South Broad Street's future to be discussed again by SLO City Council

Council will discuss area plan again to address concerns of business owners south of downtown

acornejo@thetribunenews.comMarch 5, 2013 

A plan to change the zoning and improve South Broad Street has some manufacturing business concerned that they will eventually become obsolete. This photograph is on Broad Street at Francis Avenue looking north toward South Street.

LAURA DICKINSON — ldickinson@thetribunenews.com Buy Photo

The San Luis Obispo City Council, struggling to reach a consensus Tuesday night, voted 3-1 to postpone making a decision about the future of the South Broad Street Area Plan until later this month.

The council is being asked to include the plan in the city’s Land Use and Circulation Element update for additional study.

Council members took heed of hours of impassioned public comment from land and business owners in the area, leading the council to ask staff to formulate a better plan to protect manufacturers’ business interests. 

“I’m normally a big fan of good long-term planning, but every once in awhile something happens that trumps that planning,” said Councilman Dan Carpenter, the sole dissenting vote. “It is a very neat, eclectic and successful area that has morphed into its own without us touching it. ... Sometimes we just have to back away and leave it alone.”

The South Broad Street Area Plan, once implemented, would define how future development would occur in the 140-acre neighborhood midway between downtown and the airport.

The plan includes the area of Broad Street that is bounded by Santa Barbara Street, the railroad tracks, South Street and Orcutt Road.

Carpenter said he would like the plan to address improvements only on Broad Street.

The plan attempts to restore a neighborhood feel that once defined the area while incorporating new businesses and office space, eventually making the area an extension of the downtown.

However, the plan, as it was presented to the council Tuesday, eliminated future heavy manufacturing and industrial businesses that have long been rooted in the area, instead pushing that type of business closer to the airport.

Ernest Barncastle, of Taylor Rental Party Plus on Broad Street, said the proposed rezoning would make many business owners question their future in the city.

“The net effect of this is that we are on track to lose jobs,” Barncastle said. “It will happen; it is inevitable.”

Existing businesses would be allowed to stay indefinitely, but many business owners said the change would create incompatible land uses and cast a cloud of uncertainty over their businesses’ future.

“While our clients appreciate the city’s desire to create a new gateway along Broad Street, the city should not embrace a flawed plan at the cost of marginalizing those citizens whose businesses, incomes, and livelihoods will be directly and negatively impacted,” wrote Graham Lyons, a Santa Barbara attorney representing some of the affected property and business owners. “The plan basically deletes the zoning designation that has allowed the majority of businesses in the Broad Street area to operate for decades.”
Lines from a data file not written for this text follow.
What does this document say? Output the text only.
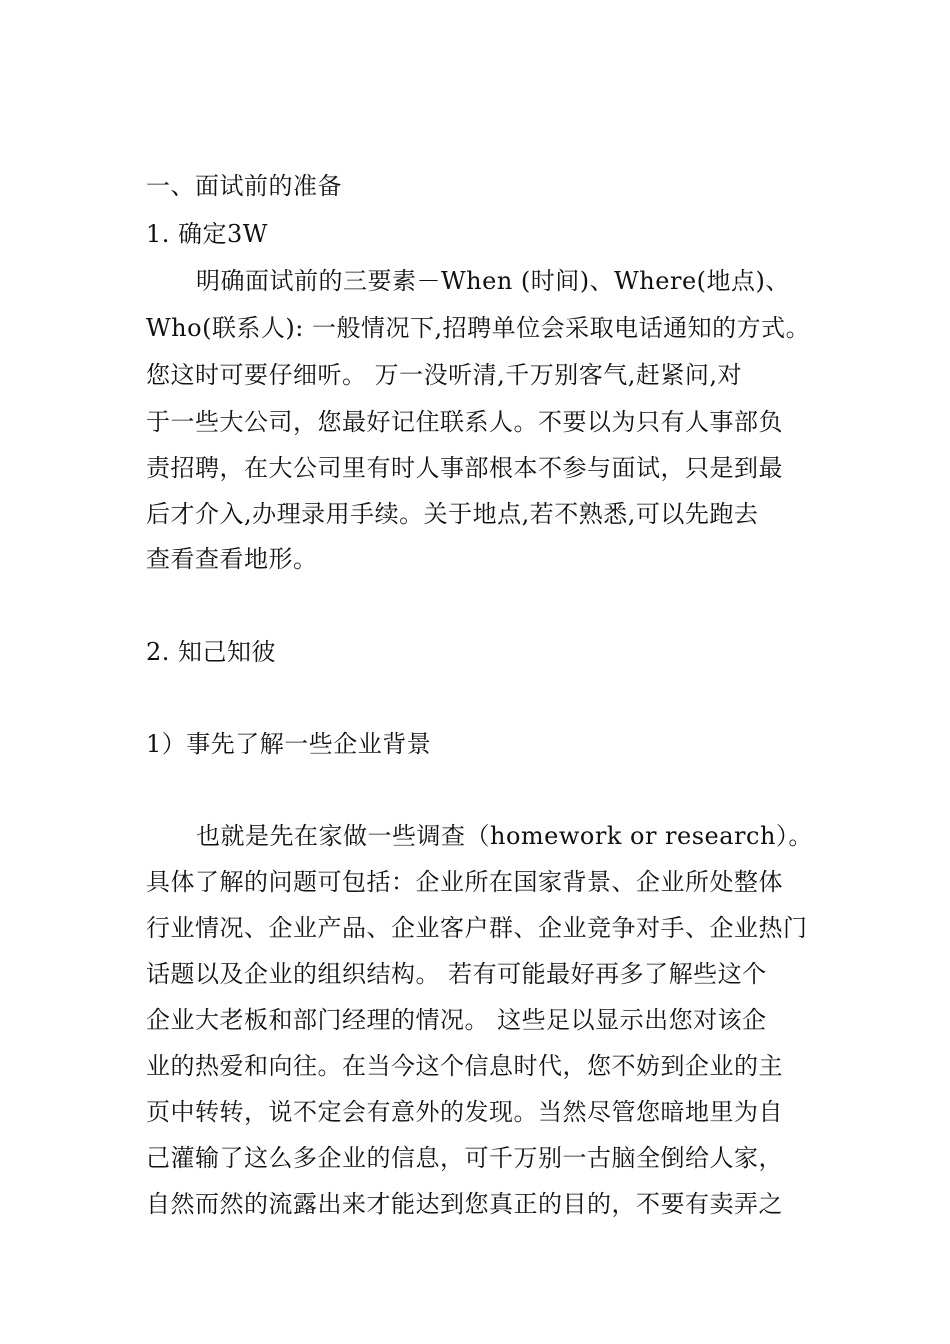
一、面试前的准备
1. 确定3W
明确面试前的三要素－When (时间)、Where(地点)、
Who(联系人): 一般情况下,招聘单位会采取电话通知的方式。
您这时可要仔细听。 万一没听清,千万别客气,赶紧问,对
于一些大公司，您最好记住联系人。不要以为只有人事部负
责招聘，在大公司里有时人事部根本不参与面试，只是到最
后才介入,办理录用手续。关于地点,若不熟悉,可以先跑去
查看查看地形。
2. 知己知彼
1）事先了解一些企业背景
也就是先在家做一些调查（homework or research）。
具体了解的问题可包括：企业所在国家背景、企业所处整体
行业情况、企业产品、企业客户群、企业竞争对手、企业热门
话题以及企业的组织结构。 若有可能最好再多了解些这个
企业大老板和部门经理的情况。 这些足以显示出您对该企
业的热爱和向往。在当今这个信息时代，您不妨到企业的主
页中转转，说不定会有意外的发现。当然尽管您暗地里为自
己灌输了这么多企业的信息，可千万别一古脑全倒给人家，
自然而然的流露出来才能达到您真正的目的，不要有卖弄之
City planners estimate about 70 percent of existing businesses on land currently zoned for manufacturing would be accepted under the proposed changes. However, the remaining 30 percent would no longer be compatible.

In a letter dated Monday, Lyons asked the City Council to consider directing staff to revise the area plan to create an overlay or hybrid zone to prevent existing manufacturing businesses from becoming nonconforming.

The area was originally subdivided in the 1880s. It is known in San Luis Obispo history as the Imperial Addition, because many of the streets were named for world leaders in the late 19th century. The area is also known as Little Italy. It was settled mainly by railroad workers who lived in small, simple houses. Industrial and light manufacturing eventually replaced many of those neighborhoods.

The area plan describes the South Broad Street area as a “neighborhood in transition” because of its mixture of land uses and varying architectural designs.

That plan aims to eventually incorporate about 425 new homes and an additional 880,000 square feet of commercial space, and transform Victoria Avenue into a “Main Street” environment with shops and homes.

Aesthetic improvements to Broad Street, such as an eventual median and improved pedestrian access from the west and east sides of the road, are also envisioned.

However, those enhancements are a long way off. A full implementation of the plan including connecting streets, putting utilities underground, installing bikeways and upgrading Victoria Avenue would cost an estimated $23 million. The Broad Street median would cost more than $1.7 million alone.

The council will consider the plan again at its next meeting March 19. Staff are to include more options to protect businesses in the area.